Which they might, I don't know. L4 (eDRAM, what you were talking about) gives
you a huge density advantage, but it's still not competitive with SRAM for
speed, even though it's on the same process:

[http://www.sisoftware.co.uk/?d=qa&f=mem_hsw](http://www.sisoftware.co.uk/?d=qa&f=mem_hsw)

    
    
        L1:     4 clocks  <-- SRAM
        L2:    12 clocks  <-- SRAM
        L3:    36 clocks  <-- SRAM
        L4:   136 clocks (55ns) <-- eDRAM
        DRAM: 193 clocks (80ns) <-- off-die DRAM
        Clock: 2.5GHz (dynamic overclocking was disabled)
        5cm travel: 1 clock
    

With SRAM you just have to open the right gate, whereas with DRAM you have to
precharge the bitlines, open the word line, wait for the tiny signal to
amplify up to logic level, and only then do you get to read it out.
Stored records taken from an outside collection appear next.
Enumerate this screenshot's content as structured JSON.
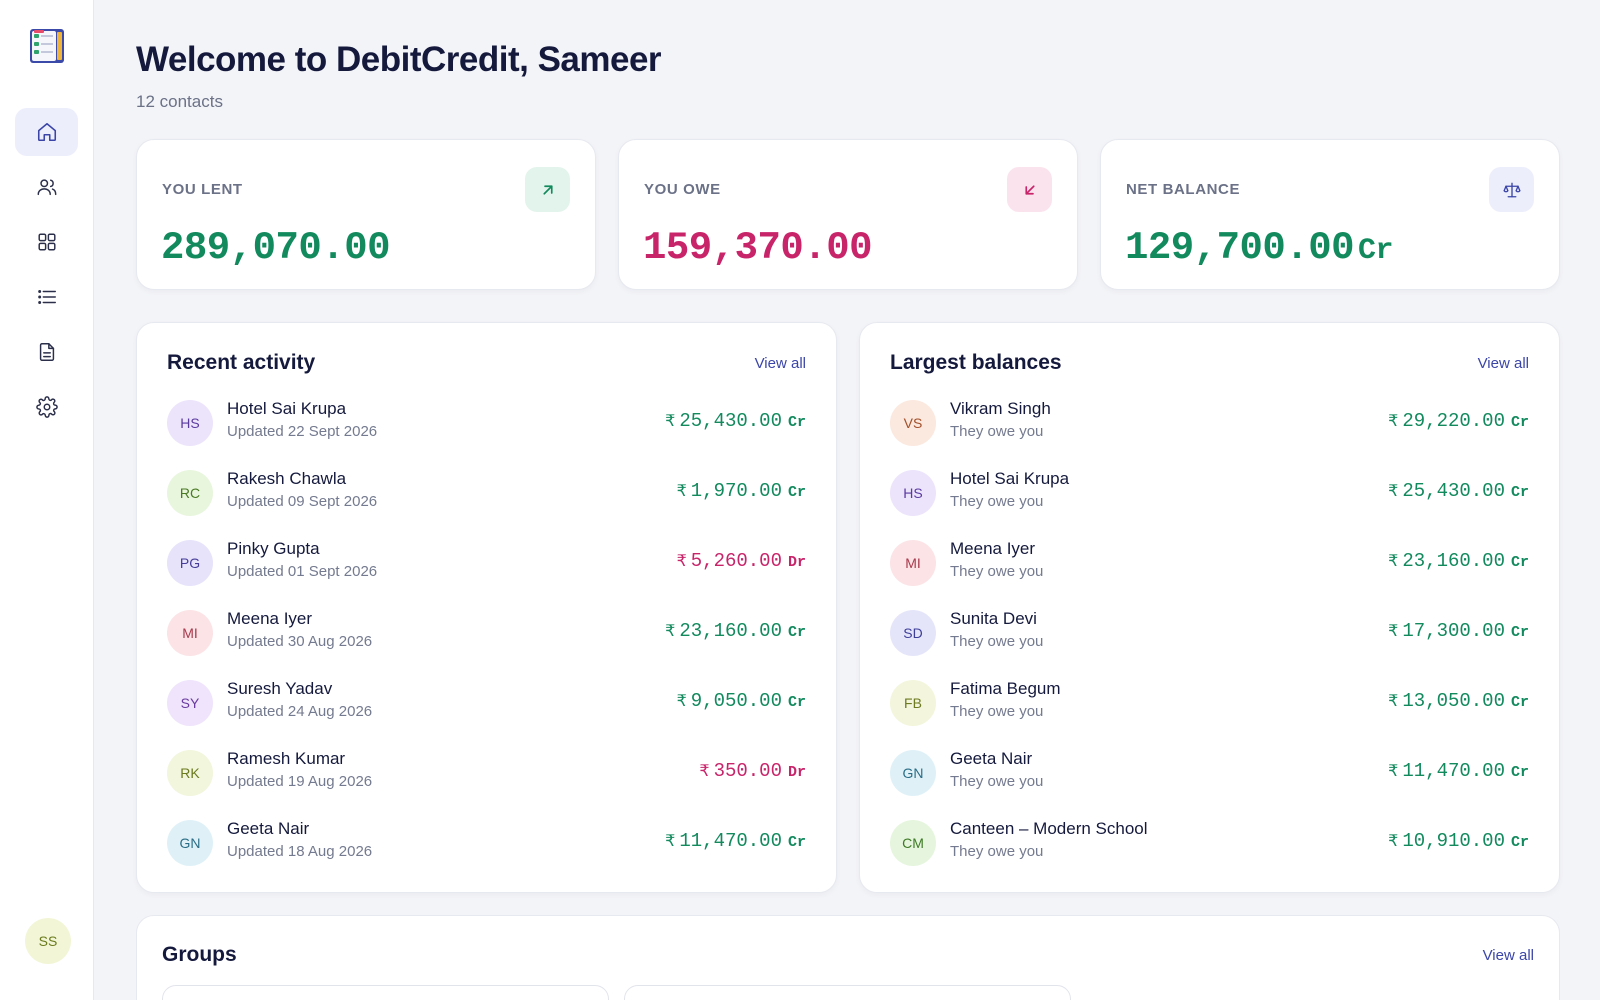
{
  "sidebar": {
    "logo_icon": "ledger-checklist-icon",
    "items": [
      {
        "icon": "home-icon",
        "active": true
      },
      {
        "icon": "users-icon",
        "active": false
      },
      {
        "icon": "grid-icon",
        "active": false
      },
      {
        "icon": "list-icon",
        "active": false
      },
      {
        "icon": "document-icon",
        "active": false
      },
      {
        "icon": "gear-icon",
        "active": false
      }
    ],
    "user_initials": "SS"
  },
  "header": {
    "title": "Welcome to DebitCredit, Sameer",
    "subtitle": "12 contacts"
  },
  "stats": {
    "lent": {
      "label": "YOU LENT",
      "value": "289,070.00",
      "icon": "arrow-up-right-icon",
      "color": "#138a5e"
    },
    "owe": {
      "label": "YOU OWE",
      "value": "159,370.00",
      "icon": "arrow-down-left-icon",
      "color": "#c8246a"
    },
    "net": {
      "label": "NET BALANCE",
      "value": "129,700.00",
      "suffix": "Cr",
      "icon": "scale-icon",
      "color": "#138a5e"
    }
  },
  "recent": {
    "title": "Recent activity",
    "view_all": "View all",
    "rows": [
      {
        "initials": "HS",
        "name": "Hotel Sai Krupa",
        "sub": "Updated 22 Sept 2026",
        "currency": "₹",
        "amount": "25,430.00",
        "type": "Cr"
      },
      {
        "initials": "RC",
        "name": "Rakesh Chawla",
        "sub": "Updated 09 Sept 2026",
        "currency": "₹",
        "amount": "1,970.00",
        "type": "Cr"
      },
      {
        "initials": "PG",
        "name": "Pinky Gupta",
        "sub": "Updated 01 Sept 2026",
        "currency": "₹",
        "amount": "5,260.00",
        "type": "Dr"
      },
      {
        "initials": "MI",
        "name": "Meena Iyer",
        "sub": "Updated 30 Aug 2026",
        "currency": "₹",
        "amount": "23,160.00",
        "type": "Cr"
      },
      {
        "initials": "SY",
        "name": "Suresh Yadav",
        "sub": "Updated 24 Aug 2026",
        "currency": "₹",
        "amount": "9,050.00",
        "type": "Cr"
      },
      {
        "initials": "RK",
        "name": "Ramesh Kumar",
        "sub": "Updated 19 Aug 2026",
        "currency": "₹",
        "amount": "350.00",
        "type": "Dr"
      },
      {
        "initials": "GN",
        "name": "Geeta Nair",
        "sub": "Updated 18 Aug 2026",
        "currency": "₹",
        "amount": "11,470.00",
        "type": "Cr"
      }
    ]
  },
  "largest": {
    "title": "Largest balances",
    "view_all": "View all",
    "rows": [
      {
        "initials": "VS",
        "name": "Vikram Singh",
        "sub": "They owe you",
        "currency": "₹",
        "amount": "29,220.00",
        "type": "Cr"
      },
      {
        "initials": "HS",
        "name": "Hotel Sai Krupa",
        "sub": "They owe you",
        "currency": "₹",
        "amount": "25,430.00",
        "type": "Cr"
      },
      {
        "initials": "MI",
        "name": "Meena Iyer",
        "sub": "They owe you",
        "currency": "₹",
        "amount": "23,160.00",
        "type": "Cr"
      },
      {
        "initials": "SD",
        "name": "Sunita Devi",
        "sub": "They owe you",
        "currency": "₹",
        "amount": "17,300.00",
        "type": "Cr"
      },
      {
        "initials": "FB",
        "name": "Fatima Begum",
        "sub": "They owe you",
        "currency": "₹",
        "amount": "13,050.00",
        "type": "Cr"
      },
      {
        "initials": "GN",
        "name": "Geeta Nair",
        "sub": "They owe you",
        "currency": "₹",
        "amount": "11,470.00",
        "type": "Cr"
      },
      {
        "initials": "CM",
        "name": "Canteen – Modern School",
        "sub": "They owe you",
        "currency": "₹",
        "amount": "10,910.00",
        "type": "Cr"
      }
    ]
  },
  "groups": {
    "title": "Groups",
    "view_all": "View all"
  },
  "avatar_colors": {
    "HS": [
      "#ece4fb",
      "#5b3aa0"
    ],
    "RC": [
      "#e9f6de",
      "#4a7a24"
    ],
    "PG": [
      "#e6e3fa",
      "#473d99"
    ],
    "MI": [
      "#fbe3e6",
      "#a83a4c"
    ],
    "SY": [
      "#efe4fb",
      "#6a3aa0"
    ],
    "RK": [
      "#f1f6dc",
      "#6b7a1e"
    ],
    "GN": [
      "#dff1f7",
      "#2a6d86"
    ],
    "VS": [
      "#fbe8de",
      "#a2502b"
    ],
    "SD": [
      "#e5e5fa",
      "#3e3f99"
    ],
    "FB": [
      "#f3f6dc",
      "#6e7a22"
    ],
    "CM": [
      "#e6f6de",
      "#3f7a26"
    ]
  }
}
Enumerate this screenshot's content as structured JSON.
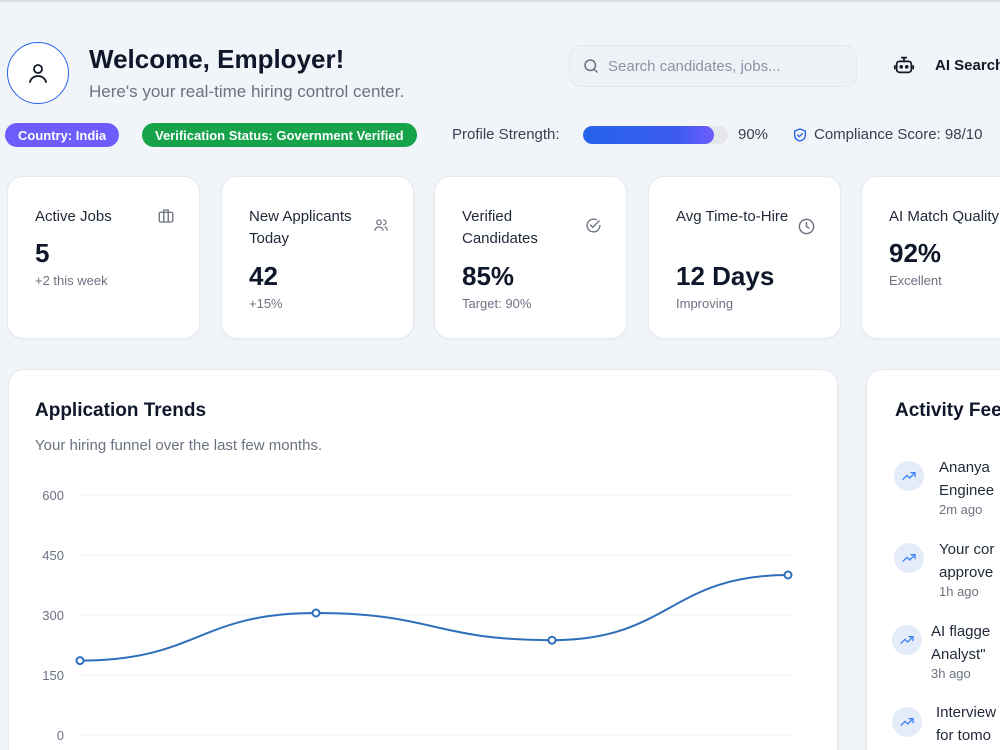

Worse, you
need tons of logic to re-order memory access to take advantage of multiple
accesses on the same word line or that can happen simultaneously in different
banks. And you need to refresh each word line periodically, which requires
even more logic. There is a reason why the memory controller (not the cache,
the controller) is a huge chunk of the die roughly the size of 2 cores!

If we assume that L3 and L4 have similar management overhead then this all
takes ~100 clock cycles in the comparison above, which dominates the other
costs even if we disregard savings due to simpler logic in off-die SRAM
(which, when combined with travel time, accounts for 60 cycles).

I still don't understand why off-die SRAM isn't sensible.